NAA報告 「需要50万回」はデマ 狙いは成田の軍事転用

週刊『三里塚』02頁(0942号02面03)(2016/04/25)


NAA報告
 「需要50万回」はデマ
 狙いは成田の軍事転用

(図 国交省、NAAによるご都合主義丸出し、右肩上がりの「首都圏の航空需要予測」)
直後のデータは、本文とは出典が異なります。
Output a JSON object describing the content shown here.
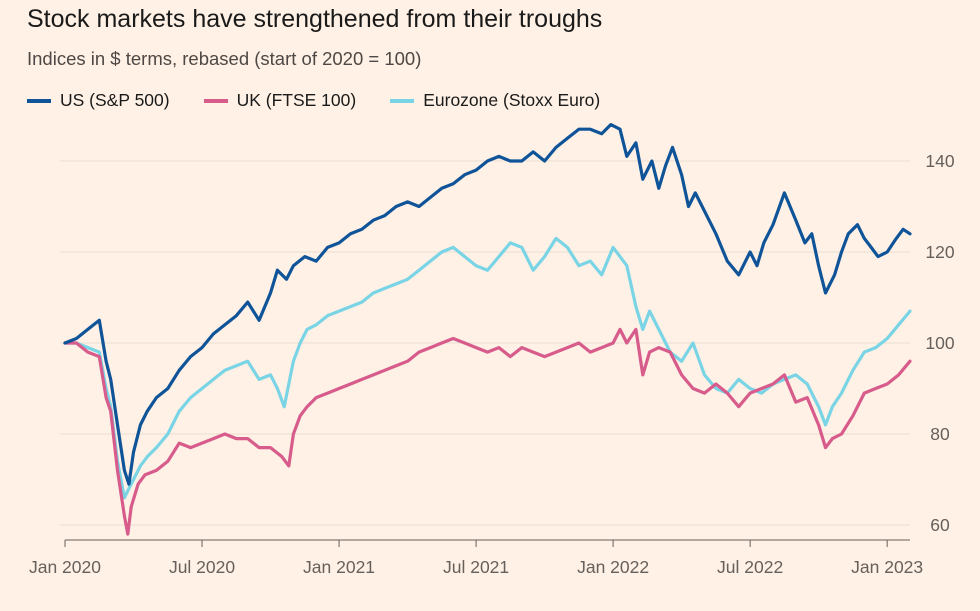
{
  "chart_data": {
    "type": "line",
    "title": "Stock markets have strengthened from their troughs",
    "subtitle": "Indices in $ terms, rebased (start of 2020 = 100)",
    "xlabel": "",
    "ylabel": "",
    "ylim": [
      58,
      148
    ],
    "yticks": [
      60,
      80,
      100,
      120,
      140
    ],
    "xlim": [
      0,
      37
    ],
    "xticks": [
      {
        "month": 0,
        "label": "Jan 2020"
      },
      {
        "month": 6,
        "label": "Jul 2020"
      },
      {
        "month": 12,
        "label": "Jan 2021"
      },
      {
        "month": 18,
        "label": "Jul 2021"
      },
      {
        "month": 24,
        "label": "Jan 2022"
      },
      {
        "month": 30,
        "label": "Jul 2022"
      },
      {
        "month": 36,
        "label": "Jan 2023"
      }
    ],
    "x_unit": "months since Jan 2020",
    "series": [
      {
        "name": "US (S&P 500)",
        "color": "#0f5499",
        "x": [
          0,
          0.5,
          1.0,
          1.5,
          1.8,
          2.0,
          2.3,
          2.6,
          2.8,
          3.0,
          3.3,
          3.6,
          4.0,
          4.5,
          5.0,
          5.5,
          6.0,
          6.5,
          7.0,
          7.5,
          8.0,
          8.5,
          9.0,
          9.3,
          9.7,
          10.0,
          10.5,
          11.0,
          11.5,
          12.0,
          12.5,
          13.0,
          13.5,
          14.0,
          14.5,
          15.0,
          15.5,
          16.0,
          16.5,
          17.0,
          17.5,
          18.0,
          18.5,
          19.0,
          19.5,
          20.0,
          20.5,
          21.0,
          21.5,
          22.0,
          22.5,
          23.0,
          23.5,
          23.9,
          24.3,
          24.6,
          25.0,
          25.3,
          25.7,
          26.0,
          26.3,
          26.6,
          27.0,
          27.3,
          27.6,
          28.0,
          28.5,
          29.0,
          29.5,
          30.0,
          30.3,
          30.6,
          31.0,
          31.5,
          32.0,
          32.4,
          32.7,
          33.0,
          33.3,
          33.7,
          34.0,
          34.3,
          34.7,
          35.0,
          35.3,
          35.6,
          36.0,
          36.4,
          36.7,
          37.0
        ],
        "values": [
          100,
          101,
          103,
          105,
          96,
          92,
          82,
          72,
          69,
          76,
          82,
          85,
          88,
          90,
          94,
          97,
          99,
          102,
          104,
          106,
          109,
          105,
          111,
          116,
          114,
          117,
          119,
          118,
          121,
          122,
          124,
          125,
          127,
          128,
          130,
          131,
          130,
          132,
          134,
          135,
          137,
          138,
          140,
          141,
          140,
          140,
          142,
          140,
          143,
          145,
          147,
          147,
          146,
          148,
          147,
          141,
          144,
          136,
          140,
          134,
          139,
          143,
          137,
          130,
          133,
          129,
          124,
          118,
          115,
          120,
          117,
          122,
          126,
          133,
          127,
          122,
          124,
          117,
          111,
          115,
          120,
          124,
          126,
          123,
          121,
          119,
          120,
          123,
          125,
          124
        ]
      },
      {
        "name": "UK (FTSE 100)",
        "color": "#d75b8b",
        "x": [
          0,
          0.5,
          1.0,
          1.5,
          1.8,
          2.0,
          2.3,
          2.6,
          2.75,
          2.9,
          3.2,
          3.5,
          4.0,
          4.5,
          5.0,
          5.5,
          6.0,
          6.5,
          7.0,
          7.5,
          8.0,
          8.5,
          9.0,
          9.5,
          9.8,
          10.0,
          10.3,
          10.6,
          11.0,
          11.5,
          12.0,
          12.5,
          13.0,
          13.5,
          14.0,
          14.5,
          15.0,
          15.5,
          16.0,
          16.5,
          17.0,
          17.5,
          18.0,
          18.5,
          19.0,
          19.5,
          20.0,
          20.5,
          21.0,
          21.5,
          22.0,
          22.5,
          23.0,
          23.5,
          24.0,
          24.3,
          24.6,
          25.0,
          25.3,
          25.6,
          26.0,
          26.5,
          27.0,
          27.5,
          28.0,
          28.5,
          29.0,
          29.5,
          30.0,
          30.5,
          31.0,
          31.5,
          32.0,
          32.5,
          33.0,
          33.3,
          33.6,
          34.0,
          34.5,
          35.0,
          35.5,
          36.0,
          36.5,
          37.0
        ],
        "values": [
          100,
          100,
          98,
          97,
          88,
          85,
          72,
          62,
          58,
          64,
          69,
          71,
          72,
          74,
          78,
          77,
          78,
          79,
          80,
          79,
          79,
          77,
          77,
          75,
          73,
          80,
          84,
          86,
          88,
          89,
          90,
          91,
          92,
          93,
          94,
          95,
          96,
          98,
          99,
          100,
          101,
          100,
          99,
          98,
          99,
          97,
          99,
          98,
          97,
          98,
          99,
          100,
          98,
          99,
          100,
          103,
          100,
          103,
          93,
          98,
          99,
          98,
          93,
          90,
          89,
          91,
          89,
          86,
          89,
          90,
          91,
          93,
          87,
          88,
          82,
          77,
          79,
          80,
          84,
          89,
          90,
          91,
          93,
          96
        ]
      },
      {
        "name": "Eurozone (Stoxx Euro)",
        "color": "#79d4e6",
        "x": [
          0,
          0.5,
          1.0,
          1.5,
          1.8,
          2.0,
          2.3,
          2.6,
          2.8,
          3.0,
          3.3,
          3.6,
          4.0,
          4.5,
          5.0,
          5.5,
          6.0,
          6.5,
          7.0,
          7.5,
          8.0,
          8.5,
          9.0,
          9.3,
          9.6,
          10.0,
          10.3,
          10.6,
          11.0,
          11.5,
          12.0,
          12.5,
          13.0,
          13.5,
          14.0,
          14.5,
          15.0,
          15.5,
          16.0,
          16.5,
          17.0,
          17.5,
          18.0,
          18.5,
          19.0,
          19.5,
          20.0,
          20.5,
          21.0,
          21.5,
          22.0,
          22.5,
          23.0,
          23.5,
          24.0,
          24.3,
          24.6,
          25.0,
          25.3,
          25.6,
          26.0,
          26.5,
          27.0,
          27.5,
          28.0,
          28.5,
          29.0,
          29.5,
          30.0,
          30.5,
          31.0,
          31.5,
          32.0,
          32.5,
          33.0,
          33.3,
          33.6,
          34.0,
          34.5,
          35.0,
          35.5,
          36.0,
          36.5,
          37.0
        ],
        "values": [
          100,
          100,
          99,
          98,
          90,
          86,
          74,
          66,
          68,
          70,
          73,
          75,
          77,
          80,
          85,
          88,
          90,
          92,
          94,
          95,
          96,
          92,
          93,
          90,
          86,
          96,
          100,
          103,
          104,
          106,
          107,
          108,
          109,
          111,
          112,
          113,
          114,
          116,
          118,
          120,
          121,
          119,
          117,
          116,
          119,
          122,
          121,
          116,
          119,
          123,
          121,
          117,
          118,
          115,
          121,
          119,
          117,
          108,
          103,
          107,
          103,
          98,
          96,
          100,
          93,
          90,
          89,
          92,
          90,
          89,
          91,
          92,
          93,
          91,
          86,
          82,
          86,
          89,
          94,
          98,
          99,
          101,
          104,
          107
        ]
      }
    ]
  }
}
 3月29日に開かれた「成田空港に関する4者協議会」に対して、NAAが「成田空港の更なる機能強化についての調査報告(その2)」なるものを出した。その目的はデタラメな「航空需要予測」なるものを前提に、「成田の需要が50万回に達する」。だから「第3滑走路など空港機能の強化が必要だ」と強弁するための数字の操作である。
 同報告は冒頭で次のように書く。「2030年代初頭から2040年代後半には年間50万回に達する」とし、その根拠として、2014年6月に出された「首都圏空港機能強化について」(国交省小委員会)なる報告書の「試算」と同じものを示す。そこではGDP成長率を「上位ケース」「中位ケース」「下位ケース」に分け、それぞれの「航空需要」を示している。
 「上位」はGDP成長率が2・2〜3㌫、「中位」は同1・7〜2・0㌫、「下位」は同0・7㌫〜1・0㌫の場合だ。その結果、「上位」の場合には2032年に50万回に達するとし、「下位」の場合には2048年に50万回になるとする。
 ここにはいくつものウソがある。まず何よりも「右肩上がりのGDP増加予測」である。日本経済研究センターによる今年のGDP予測は現在段階で、0・8㌫だ。さらに、4月12日にIMFが発表した2017年の日本のGDP予想はマイナス0・1㌫だ。上記予想の前提である最悪の場合=「下位ケース」の想定すらはるかに下回る「想定外」の事態に陥るのだ。「50万回予想」の前提がいかに「希望的数値」「勝手に作られた数字のウソ」であるかが、事実によって示されている。
 第二のウソは、首都圏での航空需要の「増加」を羽田はまったく増やさず、成田だけでまかなう、としているごまかしだ。NAA報告は最初から「成田=50万回」だけを強調しているが、国交省が「需要増加」の対象は首都圏全体、つまり成田、羽田あわせてということだ。そして同予測では94万回化まで増えるとしている。
 両者合わせた現在の発着枠は75万回。だから19万回増やさなければならないという計算だが、現在44万回である羽田はまったく増やさず、成田だけでこの19万回を増やそうというのが「50万回化の根拠」だ。ここでもご都合主義満開の試算を示している。
 そもそも前記の国交省報告「首都圏空港機能の強化について」は成田と羽田の両者で空港機能を拡大するという内容だ。羽田については都心上空の飛行ルート導入、「5本目の滑走路」の検討が行われ、関係住民の反対運動が広がっている。
 NAA報告が一方で悲鳴のように強調しているのは、「このままでは成田は衰退する」という現実だ。正直に次のように記載する。「アジアの主要空港では、アジア市場の獲得にいち早く取り込んでおり、成田空港は熾烈な競争に既に巻き込まれている」「また、国内においても、空港間競争が激化している」と。
 つまり、「50万回化」とは、増大する需要に対応するという意味ではなく、「50万回化」を可能する施設を先に作り、空港間競争に割って入り、むりやり需要を作って、空港利権と一体の成田の延命を図ろうという私利私欲のあらわれだ。

朝鮮情勢が緊迫

 このような数字合わせの需要予測を打ち出してまでも造ろうとしている第3滑走路建設計画のもう一つ狙いは何か。
 朝鮮有事にむけた成田の軍事空港化だ。朝鮮侵略戦争は超切迫情勢だ。米韓軍は、作戦計画「5015」に基づくこれまでで最大規模の軍事演習を強行している。
 かつての1993年5月の北朝鮮NPT脱退での朝鮮戦争危機は、米帝クリントンによる開戦決断の寸前まで行った。それを強行できなかった大きな理由は、日本の安保体制の脆弱性、すなわち米本土から飛来する50万規模の兵員を成田空港を中心に受け入れる空輸体制の不備であった。
 安倍の戦争法は、これを「解消」しようとするものだ。戦争のための第3滑走路策動阻止へ。